For the past 10 years or so, my work has been in the area of disability rights, especially from a user perspective.
One of the great privileges of that work is observing the reactions of people – disabled and non-disabled people alike – when they are introduced to the Social Model of Disability, and how it affects their attitudes and everyday life in the subsequent weeks, months and years.
To recap: there are various models of disability. The two most common are the “medical” model and the “social” model.
The medical model focuses on the medical condition of a person – their impairment; their condition; their disease. And it looks for ways for these to be diagnosed, categorised and ultimately cured. What flows from the medical model of disability is typically a focus on someone’s physical or mental condition rather than the person themselves.
The social model of disability puts the person at the centre. It says that a person is disabled by society around them – not just physical barriers such as steps or revolving doors, but also by attitudes towards disabled people (such as pity, charity or fear). Though a disabled person still has an impairment (i.e. in the broadest sense their condition), what makes them disabled is not their condition, it’s society.
Many important things flow from this shift in thinking, and it’s how people approach this shift in thinking that’s such a great privilege to observe.
(For anyone who is interested in more about different models of disability and their implications this guide is an excellent introduction, and I’ve written at further length about this here.)
Why am I blogging on this now? It’s because there’s a fascinating debate at the moment about how the social model of disability (or other models) apply, or not, or some version of it, specifically to the area of mental health.
The latest manifestation of this debate is prompted by the division of clinical psychology (DCP), part of the British Psychological Society, who will be publishing a statement that calls for a “paradigm shift” in how mental health is understood.

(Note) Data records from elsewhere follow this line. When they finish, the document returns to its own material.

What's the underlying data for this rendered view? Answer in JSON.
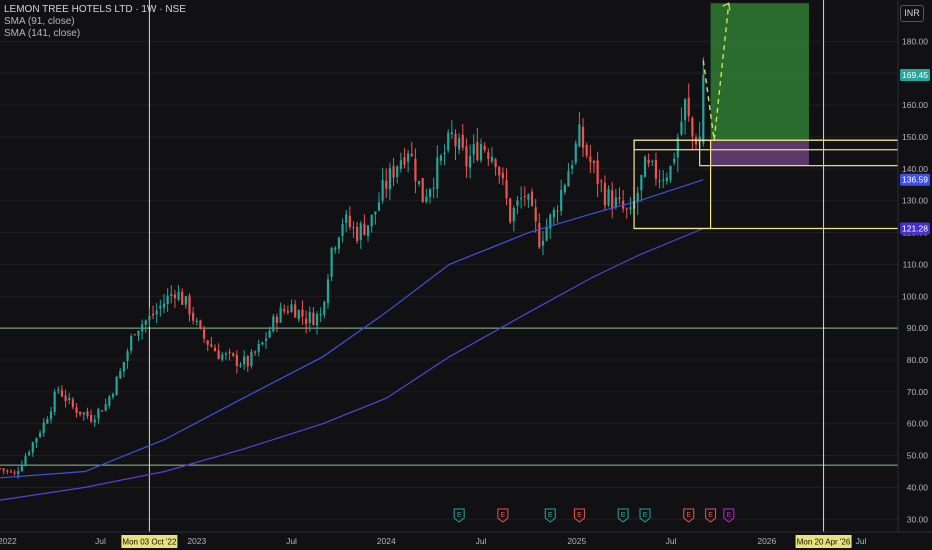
{
  "header": {
    "title": "LEMON TREE HOTELS LTD · 1W · NSE",
    "sma1": "SMA (91, close)",
    "sma2": "SMA (141, close)",
    "currency": "INR"
  },
  "colors": {
    "background": "#111114",
    "up": "#26a69a",
    "down": "#ef5350",
    "sma91": "#3f51e0",
    "sma141": "#5b3fd6",
    "horizontal": "#8bc48a",
    "vertical": "#e8e27a",
    "target": "#2e7d32",
    "stop": "#6a3f7a",
    "zone": "#f0e68c",
    "projection": "#d4e157"
  },
  "chart_data": {
    "type": "candlestick",
    "y_ticks": [
      "30.00",
      "40.00",
      "50.00",
      "60.00",
      "70.00",
      "80.00",
      "90.00",
      "100.00",
      "110.00",
      "120.00",
      "130.00",
      "140.00",
      "150.00",
      "160.00",
      "170.00",
      "180.00"
    ],
    "ylim": [
      26,
      193
    ],
    "x_ticks": [
      {
        "label": "2022",
        "date": "2022-01-03"
      },
      {
        "label": "Jul",
        "date": "2022-07-01"
      },
      {
        "label": "2023",
        "date": "2023-01-02"
      },
      {
        "label": "Jul",
        "date": "2023-07-03"
      },
      {
        "label": "2024",
        "date": "2024-01-01"
      },
      {
        "label": "Jul",
        "date": "2024-07-01"
      },
      {
        "label": "2025",
        "date": "2025-01-01"
      },
      {
        "label": "Jul",
        "date": "2025-07-01"
      },
      {
        "label": "2026",
        "date": "2026-01-01"
      },
      {
        "label": "Jul",
        "date": "2026-07-01"
      }
    ],
    "xlim": [
      "2021-12-20",
      "2026-09-10"
    ],
    "anchor_points": [
      [
        "2021-12-20",
        46
      ],
      [
        "2022-01-17",
        44
      ],
      [
        "2022-02-21",
        54
      ],
      [
        "2022-03-14",
        60
      ],
      [
        "2022-04-11",
        71
      ],
      [
        "2022-05-09",
        65
      ],
      [
        "2022-06-13",
        62
      ],
      [
        "2022-07-11",
        66
      ],
      [
        "2022-08-08",
        76
      ],
      [
        "2022-09-05",
        90
      ],
      [
        "2022-10-03",
        93
      ],
      [
        "2022-10-31",
        98
      ],
      [
        "2022-11-21",
        102
      ],
      [
        "2022-12-19",
        96
      ],
      [
        "2023-01-09",
        88
      ],
      [
        "2023-02-13",
        82
      ],
      [
        "2023-03-13",
        80
      ],
      [
        "2023-04-10",
        79
      ],
      [
        "2023-05-08",
        85
      ],
      [
        "2023-06-05",
        94
      ],
      [
        "2023-07-03",
        97
      ],
      [
        "2023-07-31",
        93
      ],
      [
        "2023-08-28",
        94
      ],
      [
        "2023-09-18",
        115
      ],
      [
        "2023-10-09",
        124
      ],
      [
        "2023-11-06",
        120
      ],
      [
        "2023-12-04",
        124
      ],
      [
        "2023-12-25",
        133
      ],
      [
        "2024-01-22",
        142
      ],
      [
        "2024-02-12",
        147
      ],
      [
        "2024-03-11",
        131
      ],
      [
        "2024-04-08",
        140
      ],
      [
        "2024-05-06",
        150
      ],
      [
        "2024-06-03",
        142
      ],
      [
        "2024-07-01",
        148
      ],
      [
        "2024-07-29",
        144
      ],
      [
        "2024-08-26",
        125
      ],
      [
        "2024-09-23",
        132
      ],
      [
        "2024-10-21",
        118
      ],
      [
        "2024-11-18",
        126
      ],
      [
        "2024-12-16",
        140
      ],
      [
        "2025-01-06",
        150
      ],
      [
        "2025-01-27",
        142
      ],
      [
        "2025-02-24",
        132
      ],
      [
        "2025-03-24",
        128
      ],
      [
        "2025-04-14",
        125
      ],
      [
        "2025-05-12",
        140
      ],
      [
        "2025-06-09",
        138
      ],
      [
        "2025-06-30",
        140
      ],
      [
        "2025-07-28",
        160
      ],
      [
        "2025-08-11",
        150
      ],
      [
        "2025-08-25",
        150
      ]
    ],
    "last_candles": [
      {
        "date": "2025-09-01",
        "o": 148,
        "h": 175,
        "l": 147,
        "c": 169.45
      }
    ],
    "sma91_points": [
      [
        "2021-12-20",
        43
      ],
      [
        "2022-06-01",
        45
      ],
      [
        "2022-11-01",
        55
      ],
      [
        "2023-04-01",
        68
      ],
      [
        "2023-09-01",
        81
      ],
      [
        "2024-01-01",
        95
      ],
      [
        "2024-05-01",
        110
      ],
      [
        "2024-10-01",
        120
      ],
      [
        "2025-02-01",
        126
      ],
      [
        "2025-05-01",
        130
      ],
      [
        "2025-09-01",
        136.59
      ]
    ],
    "sma141_points": [
      [
        "2021-12-20",
        36
      ],
      [
        "2022-06-01",
        40
      ],
      [
        "2022-11-01",
        45
      ],
      [
        "2023-04-01",
        52
      ],
      [
        "2023-09-01",
        60
      ],
      [
        "2024-01-01",
        68
      ],
      [
        "2024-05-01",
        81
      ],
      [
        "2024-10-01",
        95
      ],
      [
        "2025-02-01",
        106
      ],
      [
        "2025-05-01",
        113
      ],
      [
        "2025-09-01",
        121.28
      ]
    ],
    "horizontal_lines": [
      90,
      47
    ],
    "vertical_lines": [
      {
        "date": "2022-10-03",
        "label": "Mon 03 Oct '22"
      },
      {
        "date": "2026-04-20",
        "label": "Mon 20 Apr '26"
      }
    ],
    "zones": [
      {
        "x1": "2025-04-21",
        "x2": "2026-10-01",
        "y1": 146,
        "y2": 149
      },
      {
        "x1": "2025-08-25",
        "x2": "2026-10-01",
        "y1": 141,
        "y2": 149
      },
      {
        "x1": "2025-04-21",
        "x2": "2025-09-15",
        "y1": 121.28,
        "y2": 149
      },
      {
        "x1": "2025-04-21",
        "x2": "2026-10-01",
        "y1": 121.28,
        "y2": 121.28
      }
    ],
    "position": {
      "x1": "2025-09-15",
      "x2": "2026-03-23",
      "target_top": 192,
      "entry": 149,
      "stop": 141
    },
    "projection": [
      [
        "2025-09-01",
        174
      ],
      [
        "2025-09-22",
        149
      ],
      [
        "2025-10-20",
        192
      ]
    ],
    "earnings": [
      {
        "date": "2024-05-20",
        "kind": "up"
      },
      {
        "date": "2024-08-12",
        "kind": "down"
      },
      {
        "date": "2024-11-11",
        "kind": "up"
      },
      {
        "date": "2025-01-06",
        "kind": "down"
      },
      {
        "date": "2025-03-31",
        "kind": "up"
      },
      {
        "date": "2025-05-12",
        "kind": "up"
      },
      {
        "date": "2025-08-04",
        "kind": "down"
      },
      {
        "date": "2025-09-15",
        "kind": "down"
      },
      {
        "date": "2025-10-20",
        "kind": "future"
      }
    ],
    "earnings_marker": "E",
    "price_labels": [
      {
        "value": 169.45,
        "text": "169.45",
        "bg": "#26a69a"
      },
      {
        "value": 136.59,
        "text": "136.59",
        "bg": "#3f51e0"
      },
      {
        "value": 121.28,
        "text": "121.28",
        "bg": "#4a2fd0"
      }
    ]
  }
}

(Update: here’s the statement (pdf)).
It’s great that this professional body is engaging in the debate in this way. It draws on a significant literature that mental health users/survivors and others have been writing for a considerable time – see, for example, this paper from the Joseph Rowntree Foundation from 2010 or pretty much anything on the social model from the Centre for Disability Studies at Leeds. This is also a significant theme that runs through the literature on recovery and mental health (such as these papers from the Implementing Recovery through Organisational Change project).
It will be interesting to see how the debate progresses, and good on DCP for going with it.

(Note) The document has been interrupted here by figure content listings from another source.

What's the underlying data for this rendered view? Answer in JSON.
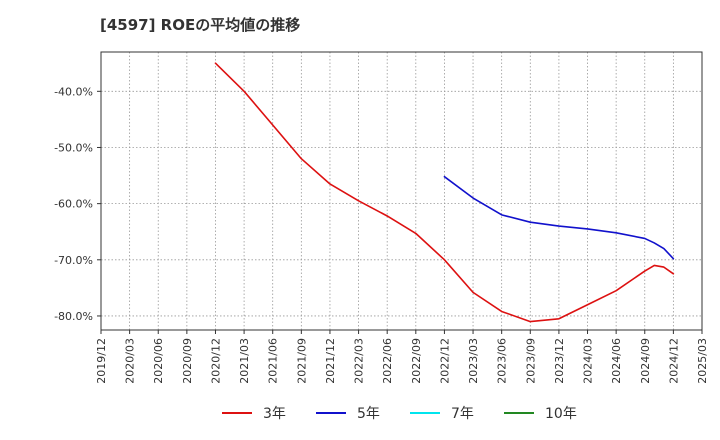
{
  "chart_data": {
    "type": "line",
    "title": "[4597]  ROEの平均値の推移",
    "xlabel": "",
    "ylabel": "",
    "x_ticks": [
      "2019/12",
      "2020/03",
      "2020/06",
      "2020/09",
      "2020/12",
      "2021/03",
      "2021/06",
      "2021/09",
      "2021/12",
      "2022/03",
      "2022/06",
      "2022/09",
      "2022/12",
      "2023/03",
      "2023/06",
      "2023/09",
      "2023/12",
      "2024/03",
      "2024/06",
      "2024/09",
      "2024/12",
      "2025/03"
    ],
    "y_ticks": [
      {
        "value": -40,
        "label": "-40.0%"
      },
      {
        "value": -50,
        "label": "-50.0%"
      },
      {
        "value": -60,
        "label": "-60.0%"
      },
      {
        "value": -70,
        "label": "-70.0%"
      },
      {
        "value": -80,
        "label": "-80.0%"
      }
    ],
    "ylim": [
      -82.5,
      -33
    ],
    "xlim": [
      "2019/12",
      "2025/03"
    ],
    "grid": true,
    "legend_position": "bottom",
    "series": [
      {
        "name": "3年",
        "color": "#dd1111",
        "points": [
          [
            "2020/12",
            -35.0
          ],
          [
            "2021/03",
            -40.0
          ],
          [
            "2021/06",
            -46.0
          ],
          [
            "2021/09",
            -52.0
          ],
          [
            "2021/12",
            -56.5
          ],
          [
            "2022/03",
            -59.5
          ],
          [
            "2022/06",
            -62.2
          ],
          [
            "2022/09",
            -65.3
          ],
          [
            "2022/12",
            -70.0
          ],
          [
            "2023/03",
            -75.8
          ],
          [
            "2023/06",
            -79.2
          ],
          [
            "2023/09",
            -81.0
          ],
          [
            "2023/12",
            -80.5
          ],
          [
            "2024/03",
            -78.0
          ],
          [
            "2024/06",
            -75.5
          ],
          [
            "2024/09",
            -72.0
          ],
          [
            "2024/10",
            -71.0
          ],
          [
            "2024/11",
            -71.3
          ],
          [
            "2024/12",
            -72.5
          ]
        ]
      },
      {
        "name": "5年",
        "color": "#1111cc",
        "points": [
          [
            "2022/12",
            -55.2
          ],
          [
            "2023/03",
            -59.0
          ],
          [
            "2023/06",
            -62.0
          ],
          [
            "2023/09",
            -63.3
          ],
          [
            "2023/12",
            -64.0
          ],
          [
            "2024/03",
            -64.5
          ],
          [
            "2024/06",
            -65.2
          ],
          [
            "2024/09",
            -66.2
          ],
          [
            "2024/10",
            -67.0
          ],
          [
            "2024/11",
            -68.0
          ],
          [
            "2024/12",
            -69.8
          ]
        ]
      },
      {
        "name": "7年",
        "color": "#00e5ee",
        "points": []
      },
      {
        "name": "10年",
        "color": "#228822",
        "points": []
      }
    ]
  }
}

In their usual subtle contribution to the issue at hand, the Guardian’s sub-editors have called this a “battle” between the British Psychological Society and the Royal College of Psychiatrists. To ensure maximum helpfulness, the Guardian also poses the question “Do we need to change the way we are thinking about mental illness?” and asks people from both “sides” to argue either “yes” (clinical psychologist) or “no” (clinical psychiatrist).
In understanding this to be a debate that perhaps can’t be characterised in such black and white terms, below are 3 principles I modestly suggest it will be useful to keep in mind:
- It’s not an either/or between a social and medical way of thinking about mental health – these things are complicated, endlessly fascinating and subject to however people choose to perceive them from whatever their perspective might happen to be at any particular time
- Let’s ensure that all people have a chance to contribute to and define this debate: it’s particularly important – paramount, actually – that people with mental health conditions themselves are central to the debate, with professionals, family, carers and others all contributing
- We mustn’t forget that these debates – genuinely fascinating and important as they are – don’t always have an immediate impact on the lives of people with mental health conditions and their day-to-day experiences of public services. Alongside the theoretical debates, there is a lot we can all practically do to improve people’s experience of mental health services and their lives as part of their local communities.